И почему вдруг вспомнилось? Почему?

— Надо выбрать что-то в настоящий, текущий момент, — говорил Тамкин. — И говорить себе «здесь и сейчас, здесь и сейчас, здесь и сейчас». «Где я?» — «Здесь». — «Когда?» — «Сейчас». Возьмите какой-нибудь предмет или лицо. Кого угодно. «Здесь и сейчас я вижу человека. Здесь и сейчас я вижу мужчину. Здесь и сейчас я вижу мужчину в коричневом костюме. Здесь и сейчас я вижу вельветовую рубашку». Суживайте, суживайте, постепенно, постепенно, не давайте воображению забегать вперед. Придерживайтесь настоящего. Часа, минуты, секунды.

Что это он? Гипнотизирует меня? Морочит? От продажи хочет отвлечь? Ну, положим, я даже верну свои семьсот долларов, все равно — что это мне даст?

Как на молитве, приспустив выношенные, набрякшие веки на свои внушительные глаза, Тамкин приговаривал:

— Здесь и сейчас я вижу пуговицу. Здесь и сейчас я вижу нитку, которой пришита пуговица. Здесь и сейчас я вижу зеленую нитку...

Он исследовал себя сантиметр за сантиметром, демонстрируя Вильгельму, как это успокаивает. А Вильгельм слушал голос Маргарет. И Маргарет без особой охоты читала:

О приди. Печаль!
.   .   .   .   .   .   .
Я хотела слукавить,
Тебя оставить,
Но люблю все сильнее, сильнее.

Тут мистер Раппопорт сдавил ему бедро своей старческой рукой и сказал:

— Как моя пшеница? Вот сволочи, все мне загородили. Я ничего не вижу.

6

Рожь еще поднималась, когда они пошли обедать, лярд оставался как был.

Вот они в кафе с раззолоченным фасадом. Красота — что снаружи, та же внутри. Пища впечатляет роскошью. Цельные рыбины, как картины, забраны в морковные рамы, салаты — как уступчатые парки, как мексиканские пирамиды; солнцами, лунами, звездами сияют кружочки лука, редиски, лимона; невесть как взбита толща крема; пирожные пышны, как грезы кондитера.

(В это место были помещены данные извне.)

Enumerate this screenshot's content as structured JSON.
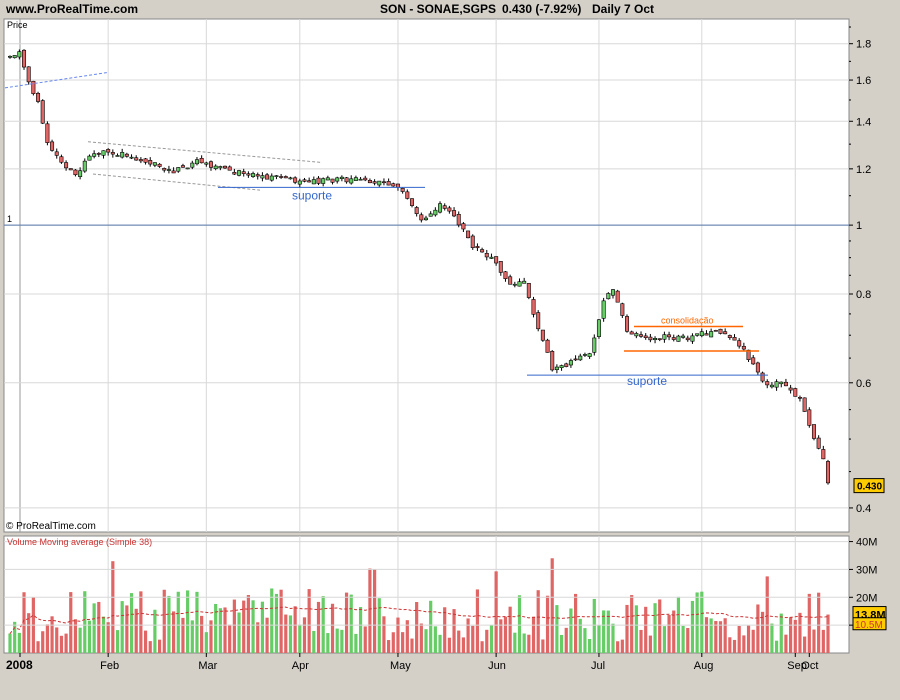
{
  "header": {
    "site": "www.ProRealTime.com",
    "instrument": "SON - SONAE,SGPS",
    "price_change": "0.430 (-7.92%)",
    "period": "Daily  7 Oct"
  },
  "price_panel": {
    "label": "Price",
    "copyright": "© ProRealTime.com",
    "last_price_tag": "0.430",
    "reference_line_label": "1",
    "annotations": {
      "support_1": "suporte",
      "consolidation": "consolidação",
      "support_2": "suporte"
    }
  },
  "volume_panel": {
    "label": "Volume Moving average (Simple 38)",
    "last_value_tag": "13.8M",
    "ma_tag": "10.5M"
  },
  "colors": {
    "up": "#66cc66",
    "down": "#e06666",
    "candle_outline": "#000000",
    "support": "#3366cc",
    "consolidation": "#ff6600",
    "trendline": "#6688ee",
    "grid": "#d8d8d8",
    "price_tag": "#ffcc00",
    "volume_ma": "#cc3333"
  },
  "chart_data": [
    {
      "type": "candlestick",
      "title": "SON - SONAE,SGPS",
      "scale": "log",
      "ylabel": "Price",
      "ylim": [
        0.37,
        1.95
      ],
      "yticks": [
        0.4,
        0.6,
        0.8,
        1,
        1.2,
        1.4,
        1.6,
        1.8
      ],
      "xticks": [
        "2008",
        "Feb",
        "Mar",
        "Apr",
        "May",
        "Jun",
        "Jul",
        "Aug",
        "Sep",
        "Oct"
      ],
      "grid": true,
      "last_price": 0.43,
      "change_pct": -7.92,
      "reference_level": 1.0,
      "support_levels": [
        1.13,
        0.615
      ],
      "consolidation_range": [
        0.665,
        0.72
      ],
      "close_path": [
        [
          0,
          1.72
        ],
        [
          2,
          1.76
        ],
        [
          4,
          1.58
        ],
        [
          6,
          1.5
        ],
        [
          8,
          1.3
        ],
        [
          10,
          1.26
        ],
        [
          12,
          1.2
        ],
        [
          14,
          1.18
        ],
        [
          16,
          1.22
        ],
        [
          18,
          1.26
        ],
        [
          20,
          1.28
        ],
        [
          25,
          1.25
        ],
        [
          30,
          1.22
        ],
        [
          35,
          1.19
        ],
        [
          40,
          1.23
        ],
        [
          45,
          1.2
        ],
        [
          50,
          1.18
        ],
        [
          55,
          1.17
        ],
        [
          60,
          1.16
        ],
        [
          65,
          1.15
        ],
        [
          70,
          1.16
        ],
        [
          75,
          1.16
        ],
        [
          80,
          1.15
        ],
        [
          85,
          1.1
        ],
        [
          88,
          1.01
        ],
        [
          92,
          1.07
        ],
        [
          95,
          1.03
        ],
        [
          99,
          0.93
        ],
        [
          103,
          0.9
        ],
        [
          107,
          0.82
        ],
        [
          110,
          0.84
        ],
        [
          113,
          0.71
        ],
        [
          116,
          0.63
        ],
        [
          120,
          0.64
        ],
        [
          124,
          0.66
        ],
        [
          127,
          0.78
        ],
        [
          129,
          0.81
        ],
        [
          132,
          0.71
        ],
        [
          136,
          0.69
        ],
        [
          140,
          0.7
        ],
        [
          145,
          0.69
        ],
        [
          150,
          0.71
        ],
        [
          155,
          0.69
        ],
        [
          158,
          0.65
        ],
        [
          161,
          0.6
        ],
        [
          165,
          0.6
        ],
        [
          169,
          0.57
        ],
        [
          172,
          0.5
        ],
        [
          174,
          0.47
        ],
        [
          175,
          0.43
        ]
      ]
    },
    {
      "type": "bar",
      "title": "Volume Moving average (Simple 38)",
      "ylim": [
        0,
        42000000
      ],
      "yticks": [
        10000000,
        20000000,
        30000000,
        40000000
      ],
      "ytick_labels": [
        "10M",
        "20M",
        "30M",
        "40M"
      ],
      "last_volume": 13800000,
      "moving_average": 10500000,
      "ma_period": 38,
      "xticks": [
        "2008",
        "Feb",
        "Mar",
        "Apr",
        "May",
        "Jun",
        "Jul",
        "Aug",
        "Sep",
        "Oct"
      ]
    }
  ]
}
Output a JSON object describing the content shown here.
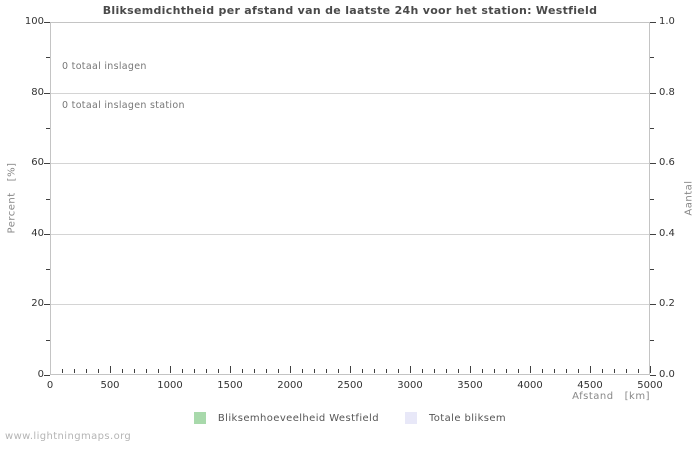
{
  "watermark": "www.lightningmaps.org",
  "colors": {
    "frame": "#c4c4c4",
    "grid": "#d4d4d4",
    "tick": "#404040",
    "title_text": "#4a4a4a",
    "axis_text": "#888888",
    "annotation_text": "#777777",
    "series_westfield": "#a8d9ab",
    "series_total": "#e8e8f8"
  },
  "chart_data": {
    "type": "area",
    "title": "Bliksemdichtheid per afstand van de laatste 24h voor het station: Westfield",
    "annotations": [
      "0 totaal inslagen",
      "0 totaal inslagen station"
    ],
    "x_axis": {
      "label": "Afstand   [km]",
      "range": [
        0,
        5000
      ],
      "major_ticks": [
        0,
        500,
        1000,
        1500,
        2000,
        2500,
        3000,
        3500,
        4000,
        4500,
        5000
      ],
      "minor_tick_step": 100
    },
    "y_axis_left": {
      "label": "Percent   [%]",
      "range": [
        0,
        100
      ],
      "major_ticks": [
        0,
        20,
        40,
        60,
        80,
        100
      ],
      "minor_tick_step": 10
    },
    "y_axis_right": {
      "label": "Aantal",
      "range": [
        0,
        1
      ],
      "major_ticks": [
        0,
        0.2,
        0.4,
        0.6,
        0.8,
        1
      ],
      "tick_labels": [
        "0.0",
        "0.2",
        "0.4",
        "0.6",
        "0.8",
        "1.0"
      ],
      "minor_tick_step": 0.1
    },
    "grid": "horizontal-major-only",
    "legend_position": "bottom-center",
    "series": [
      {
        "name": "Bliksemhoeveelheid Westfield",
        "color": "#a8d9ab",
        "values": []
      },
      {
        "name": "Totale bliksem",
        "color": "#e8e8f8",
        "values": []
      }
    ],
    "total_strikes": 0,
    "total_strikes_station": 0
  }
}
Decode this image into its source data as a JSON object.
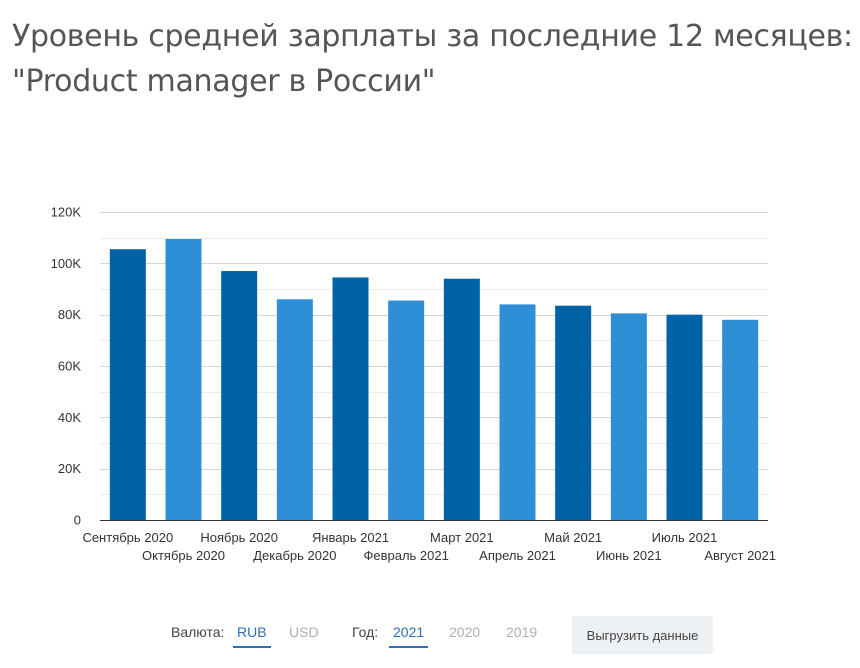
{
  "title_lines": [
    "Уровень средней зарплаты за последние 12 месяцев:",
    "\"Product manager в России\""
  ],
  "chart_data": {
    "type": "bar",
    "categories": [
      "Сентябрь 2020",
      "Октябрь 2020",
      "Ноябрь 2020",
      "Декабрь 2020",
      "Январь 2021",
      "Февраль 2021",
      "Март 2021",
      "Апрель 2021",
      "Май 2021",
      "Июнь 2021",
      "Июль 2021",
      "Август 2021"
    ],
    "values": [
      105500,
      109500,
      97000,
      86000,
      94500,
      85500,
      94000,
      84000,
      83500,
      80500,
      80000,
      78000
    ],
    "ylim": [
      0,
      120000
    ],
    "y_ticks": [
      "0",
      "20K",
      "40K",
      "60K",
      "80K",
      "100K",
      "120K"
    ],
    "colors": [
      "#0062a6",
      "#2f8fd6"
    ],
    "grid": true
  },
  "controls": {
    "currency_label": "Валюта:",
    "currency_options": [
      "RUB",
      "USD"
    ],
    "currency_selected": "RUB",
    "year_label": "Год:",
    "year_options": [
      "2021",
      "2020",
      "2019"
    ],
    "year_selected": "2021",
    "export_label": "Выгрузить данные"
  }
}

— Вы что будете? — спросил Тамкин.

— Да так. Я же плотно позавтракал. Я место поищу. Принесите мне йогурта, крекеров и чашку чая. Я не хочу терять время на еду.

Тамкин сказал:

— Ну поесть-то надо.

Найти свободный столик оказалось не так легко. В это время старики бездельно калякают над чашечкой кофе. Пожилые дамы, все в туши, помаде, побрякушках и хне, с подведенными глазами, подсиненными волосами, хорохорятся и бросают на тебя взгляды, не вяжущиеся с их возрастом. И куда подевались почтенные старушки, которые вязали, и стряпали, и присматривали за внучатами? Бабушка надевала на Вильгельма матроску, качала его на коленях, дула на кашку, говорила: «Адмиралу полагается хорошо кушать». Да что уж теперь вспоминать.

вернуться

13

Из поэмы Д. Китса «Эндимион». Перевод С. Сухарева.